Cutting part of the pool allows you to focus your time on players with the highest probability of success at the expense of a tiny proportion of great players who are under 6’ tall. This same scenario applies for any type of minimum requirement when hiring. Requiring 5 years of work experience, a 3.0 GPA, or a college diploma will simplify your hiring decision . . . at the expense of precision. What if we could simplify our options without losing precision . . . wouldn’t that be a better option?





As decision makers we face a dilemma. We need lots of data to make an accurate decision and we need to simplify that data to make sense of it. Simplifying is smart, which is why our brain does it automatically using heuristics. Over simplifying, however, is not smart and leads to many preventable mistakes, which is why we need a better way to make important decisions.

Algorithms provide the better way. An algorithm can efficiently combine data from a wide variety of measures in a fashion that minimizes data loss. An algorithm can be used to quickly and accurately rank order 7000 candidates in seconds and the results are far more accurate than if a team of people scour the same information for weeks. Algorithms can also be tracked over time and updated with improved algorithms.

Oddly enough we can model the decision making of experts using policy capturing studies, and the resulting algorithms are more accurate than the people they were modeled after (crazy, but true). In fact, we have modelled the decisions of NFL teams and created algorithms that rank order NFL draft prospects. On average, these algorithms are 36% more accurate than the selections made by actual NFL teams. We’ll get into the details of why this is true in future blog posts, but the simple explanation is that algorithms are extremely consistent whereas humans, even expert humans, are not.
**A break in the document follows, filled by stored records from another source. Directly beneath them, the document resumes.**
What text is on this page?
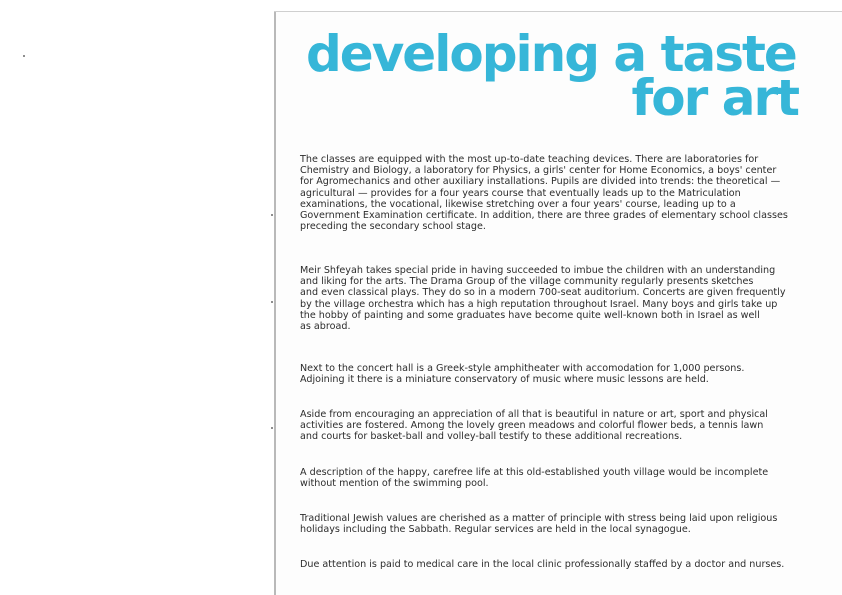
developing a taste
for art

The classes are equipped with the most up-to-date teaching devices. There are laboratories for

Chemistry and Biology, a laboratory for Physics, a girls' center for Home Economics, a boys' center

for Agromechanics and other auxiliary installations. Pupils are divided into trends: the theoretical —

agricultural — provides for a four years course that eventually leads up to the Matriculation

examinations, the vocational, likewise stretching over a four years' course, leading up to a

Government Examination certificate. In addition, there are three grades of elementary school classes

preceding the secondary school stage.

Meir Shfeyah takes special pride in having succeeded to imbue the children with an understanding

and liking for the arts. The Drama Group of the village community regularly presents sketches

and even classical plays. They do so in a modern 700-seat auditorium. Concerts are given frequently

by the village orchestra which has a high reputation throughout Israel. Many boys and girls take up

the hobby of painting and some graduates have become quite well-known both in Israel as well

as abroad.

Next to the concert hall is a Greek-style amphitheater with accomodation for 1,000 persons.

Adjoining it there is a miniature conservatory of music where music lessons are held.

Aside from encouraging an appreciation of all that is beautiful in nature or art, sport and physical

activities are fostered. Among the lovely green meadows and colorful flower beds, a tennis lawn

and courts for basket-ball and volley-ball testify to these additional recreations.

A description of the happy, carefree life at this old-established youth village would be incomplete

without mention of the swimming pool.

Traditional Jewish values are cherished as a matter of principle with stress being laid upon religious

holidays including the Sabbath. Regular services are held in the local synagogue.

Due attention is paid to medical care in the local clinic professionally staffed by a doctor and nurses.
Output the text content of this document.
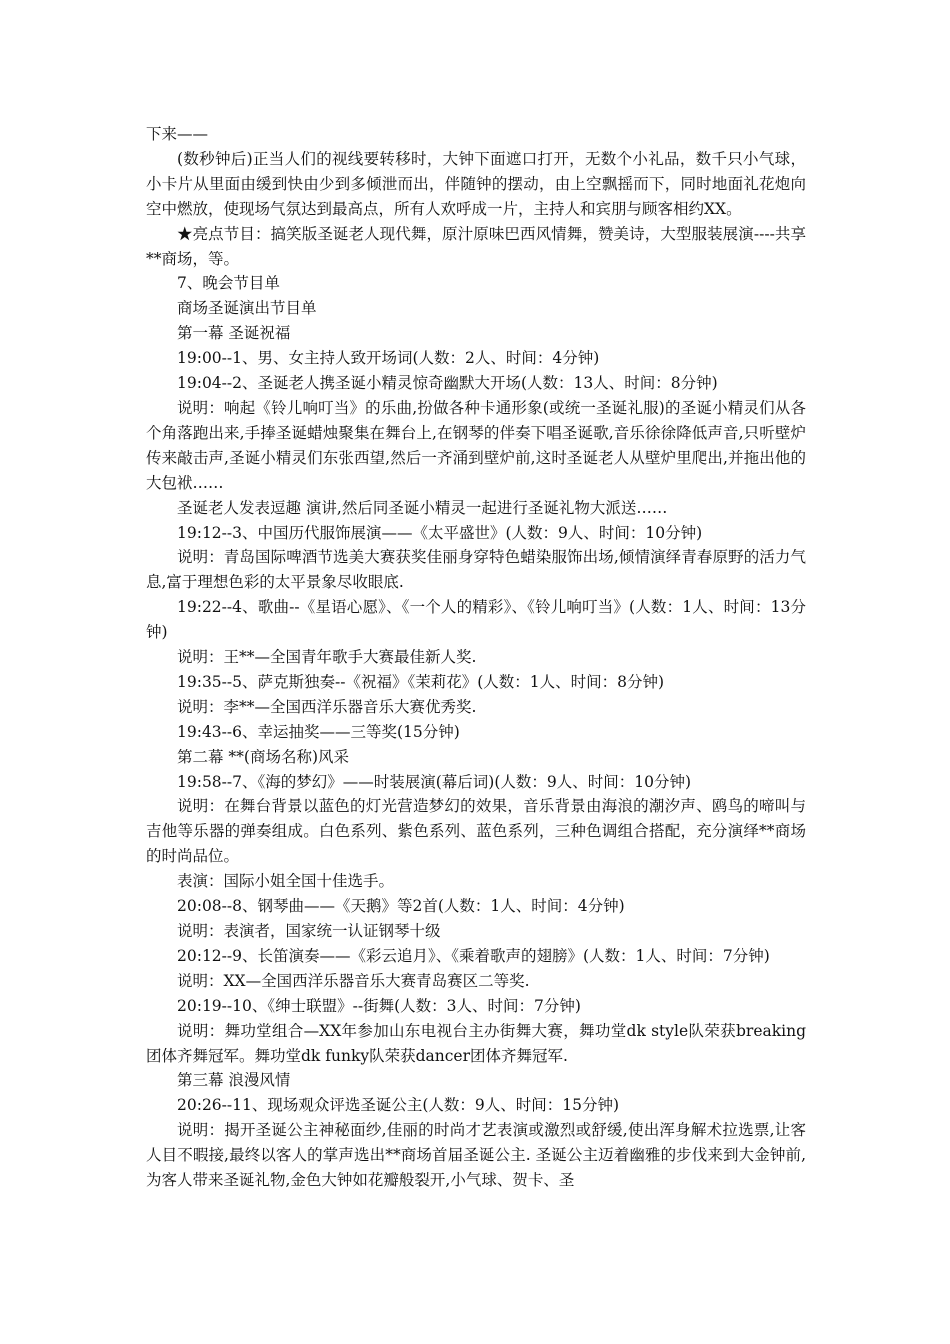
下来——

(数秒钟后)正当人们的视线要转移时，大钟下面遮口打开，无数个小礼品，数千只小气球，小卡片从里面由缓到快由少到多倾泄而出，伴随钟的摆动，由上空飘摇而下，同时地面礼花炮向空中燃放，使现场气氛达到最高点，所有人欢呼成一片，主持人和宾朋与顾客相约XX。

★亮点节目：搞笑版圣诞老人现代舞，原汁原味巴西风情舞，赞美诗，大型服装展演----共享**商场，等。

7、晚会节目单

商场圣诞演出节目单

第一幕 圣诞祝福

19:00--1、男、女主持人致开场词(人数：2人、时间：4分钟)

19:04--2、圣诞老人携圣诞小精灵惊奇幽默大开场(人数：13人、时间：8分钟)

说明：响起《铃儿响叮当》的乐曲,扮做各种卡通形象(或统一圣诞礼服)的圣诞小精灵们从各个角落跑出来,手捧圣诞蜡烛聚集在舞台上,在钢琴的伴奏下唱圣诞歌,音乐徐徐降低声音,只听壁炉传来敲击声,圣诞小精灵们东张西望,然后一齐涌到壁炉前,这时圣诞老人从壁炉里爬出,并拖出他的大包袱……

圣诞老人发表逗趣 演讲,然后同圣诞小精灵一起进行圣诞礼物大派送……

19:12--3、中国历代服饰展演——《太平盛世》(人数：9人、时间：10分钟)

说明：青岛国际啤酒节选美大赛获奖佳丽身穿特色蜡染服饰出场,倾情演绎青春原野的活力气息,富于理想色彩的太平景象尽收眼底.

19:22--4、歌曲--《星语心愿》、《一个人的精彩》、《铃儿响叮当》(人数：1人、时间：13分钟)

说明：王**—全国青年歌手大赛最佳新人奖.

19:35--5、萨克斯独奏--《祝福》《茉莉花》(人数：1人、时间：8分钟)

说明：李**—全国西洋乐器音乐大赛优秀奖.

19:43--6、幸运抽奖——三等奖(15分钟)

第二幕 **(商场名称)风采

19:58--7、《海的梦幻》——时装展演(幕后词)(人数：9人、时间：10分钟)

说明：在舞台背景以蓝色的灯光营造梦幻的效果，音乐背景由海浪的潮汐声、鸥鸟的啼叫与吉他等乐器的弹奏组成。白色系列、紫色系列、蓝色系列，三种色调组合搭配，充分演绎**商场的时尚品位。

表演：国际小姐全国十佳选手。

20:08--8、钢琴曲——《天鹅》等2首(人数：1人、时间：4分钟)

说明：表演者，国家统一认证钢琴十级

20:12--9、长笛演奏——《彩云追月》、《乘着歌声的翅膀》(人数：1人、时间：7分钟)

说明：XX—全国西洋乐器音乐大赛青岛赛区二等奖.

20:19--10、《绅士联盟》--街舞(人数：3人、时间：7分钟)

说明：舞功堂组合—XX年参加山东电视台主办街舞大赛，舞功堂dk style队荣获breaking团体齐舞冠军。舞功堂dk funky队荣获dancer团体齐舞冠军.

第三幕 浪漫风情

20:26--11、现场观众评选圣诞公主(人数：9人、时间：15分钟)

说明：揭开圣诞公主神秘面纱,佳丽的时尚才艺表演或激烈或舒缓,使出浑身解术拉选票,让客人目不暇接,最终以客人的掌声选出**商场首届圣诞公主. 圣诞公主迈着幽雅的步伐来到大金钟前,为客人带来圣诞礼物,金色大钟如花瓣般裂开,小气球、贺卡、圣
So, when you think about humans being beat by algorithms, how do you react? Anger . . . “they” can’t be better than us! Fear . . . what are people going to do if the algorithms start making all the decisions? Disbelief . . . what does this guy know, he’s just a guy writing a blog. Or amazement . . . imagine the great things people could do if they improved their decision making when making life changing decisions! Many years ago I was a bit irritated that computers were beating Chess champions and, much later, Jeopardy champions. Today I have come full circle and I am simply amazed that people can build machines, computers, and algorithms that make people better at doing things they love to do.

Just as a bulldozer amplifies the power of a person and allows her to move more dirt faster than a hundred people digging with their hands, algorithms allow us to make faster, more accurate decisions in a less biased manner. The initial fear and pushback against using algorithms to improve our decision making is both understandable and irrational.

Let’s get over it and start making better decisions.